February 2nd, 2010 at 17:41

I don’t know when it was I last actually went into the enclosure at Stonehenge but it was far too long ago. Last week we dropped by for a short visit and although we couldn’t get as close as we’d have liked but these are still amazing stones. Excellent.

Sunshine

January 22nd, 2010 at 10:16

…or Sunshite as it probably should have been called. To think I almost went to see this at the cinema, what a complete load of poo. The recent Channel 4 showing included a helpful Danny Boyle (whom I’m generally a fan of) pre-screening chat telling us how they could feel that the same discussions would have been going on during the making of “2001″, “Alien” and Tarkovsky’s “Solyaris”. What he actually means is that bits of Sunshine were obviously very heavily influenced by these excellent forbears. Sadly not the plot, that was just plain silly, silly, silly. Last chance mission to save earth so who shall we send? Duh, a bunch of ill fitting, poorly disciplined misfits who’ll happily stray from their primary mission objective at the first chance. Oh, and a control system that allows the ship to fry itself. And son’t get me started on the blatant scientific inaccuracies……….aaarrrghhh!

I’m just glad I didn’t talk Mrs.Planarchy into watching this with me, she’s not a sci-fi fan anyway and this would have done nothing to change that. Luckily she was out at the ballet, which I’m not a fan of, though I’m happy to believe that Matthew Bourne’s Swan Lake was a far better advert for new ideas in its genre than Sunshite was for sci-fi.

Survivor

January 13th, 2010 at 11:06

The original series of Survivors, and by that I mean the 1975-77 one, was one of my all time favourite TV shows. Even today I think it stands the test of time pretty well with some episodes covering some pretty complex moral issues rather well whilst covering a post-apocalypse situation long before the current big-screen trend with a lower budget yet still more realistically.

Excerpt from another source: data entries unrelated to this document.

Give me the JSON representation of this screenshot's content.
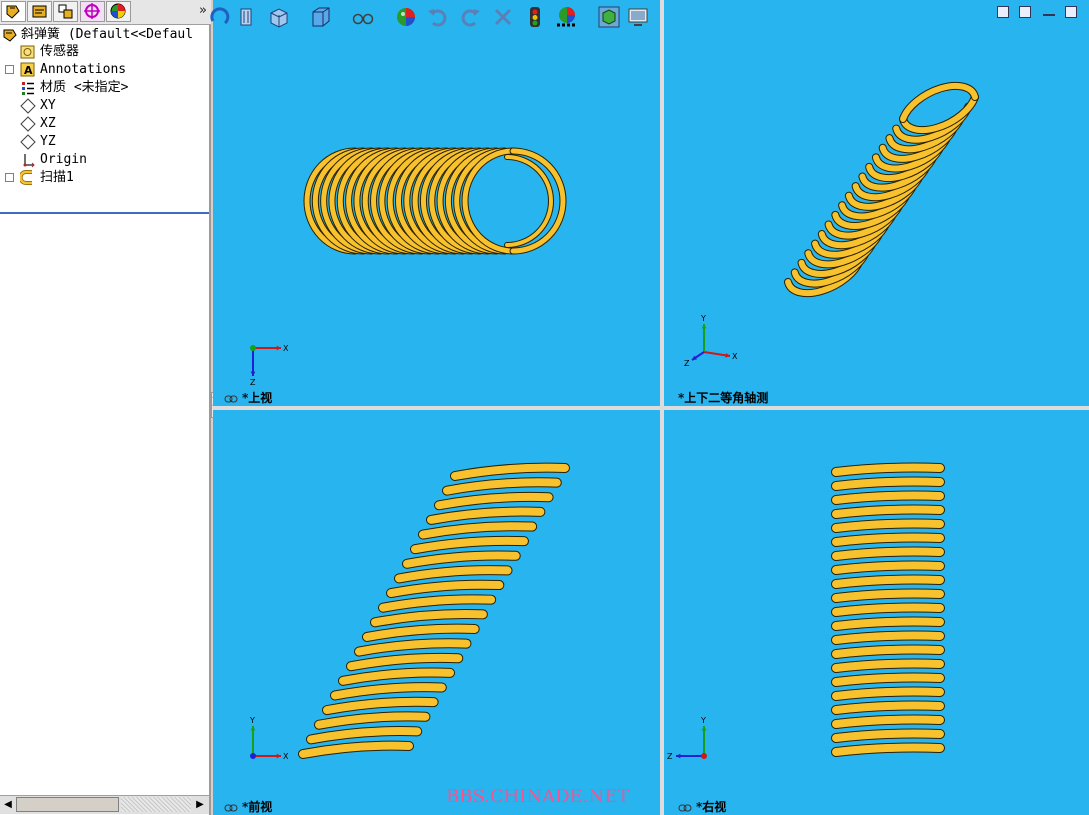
{
  "feature_tree": {
    "root": {
      "label": "斜弹簧  (Default<<Defaul"
    },
    "items": [
      {
        "label": "传感器",
        "icon": "sensor-icon",
        "expandable": false
      },
      {
        "label": "Annotations",
        "icon": "annotation-icon",
        "expandable": true
      },
      {
        "label": "材质 <未指定>",
        "icon": "material-icon",
        "expandable": false
      },
      {
        "label": "XY",
        "icon": "plane-icon",
        "expandable": false
      },
      {
        "label": "XZ",
        "icon": "plane-icon",
        "expandable": false
      },
      {
        "label": "YZ",
        "icon": "plane-icon",
        "expandable": false
      },
      {
        "label": "Origin",
        "icon": "origin-icon",
        "expandable": false
      },
      {
        "label": "扫描1",
        "icon": "sweep-icon",
        "expandable": true
      }
    ]
  },
  "panel_tabs": {
    "tabs": [
      "featuremanager-icon",
      "propertymanager-icon",
      "configurationmanager-icon",
      "dimxpert-icon",
      "display-manager-icon"
    ],
    "more": "»"
  },
  "toolbar": {
    "buttons": [
      "zoom-icon",
      "section-view-icon",
      "view-orientation-icon",
      "display-style-icon",
      "hide-show-icon",
      "appearance-icon",
      "undo-icon",
      "redo-icon",
      "close-icon",
      "traffic-light-icon",
      "scene-icon",
      "shaded-icon",
      "monitor-icon"
    ]
  },
  "viewports": {
    "top": {
      "label": "*上视"
    },
    "iso": {
      "label": "*上下二等角轴测"
    },
    "front": {
      "label": "*前视"
    },
    "right": {
      "label": "*右视"
    }
  },
  "triad": {
    "x": "X",
    "y": "Y",
    "z": "Z"
  },
  "watermark": "BBS.CHINADE.NET",
  "colors": {
    "viewport_bg": "#28b4ee",
    "spring": "#f8c12e",
    "spring_edge": "#2a2000",
    "x_axis": "#d01818",
    "y_axis": "#18a018",
    "z_axis": "#2020d0"
  }
}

Hence last year’s re-make had a lot to live up to in my eyes and could only really be likely to fail. And fail it did, with some unnecessary additions to a rather good if simple premise. Nevertheless, I watched it to the end and found myself routing for most of this generation of survivors to survive at least for a second series. Which they did as we saw with their return last night. To say the new series opener was action packed would perhaps be an understatement, I’ve actually had to clean the floor in front of our TV since quite a lot of action seems to have leaked out onto the rug. Splitting the narrative into two or maybe even three plot-lines is a pretty common device to maintain tension within a story whether on the written page or small or large screen. Someone maybe bleeding to death? Quick cut to someone else about being violated by men in white coats? Then to a couple trapped under rubble, then to…. etcetera, etcetera. At one part last night we had five* separate tension fuelled sub-plots and I’d suggest that in a sixty minute programme that is maybe just a little too many.

And they all survived.

Ah well, maybe it’ll slow down a bit now it’s got our attention.

* Come to think of it, there were six if you count the flashback one.

Update:I’ve just come across Lucy Mangan’s excellent (as usual) review.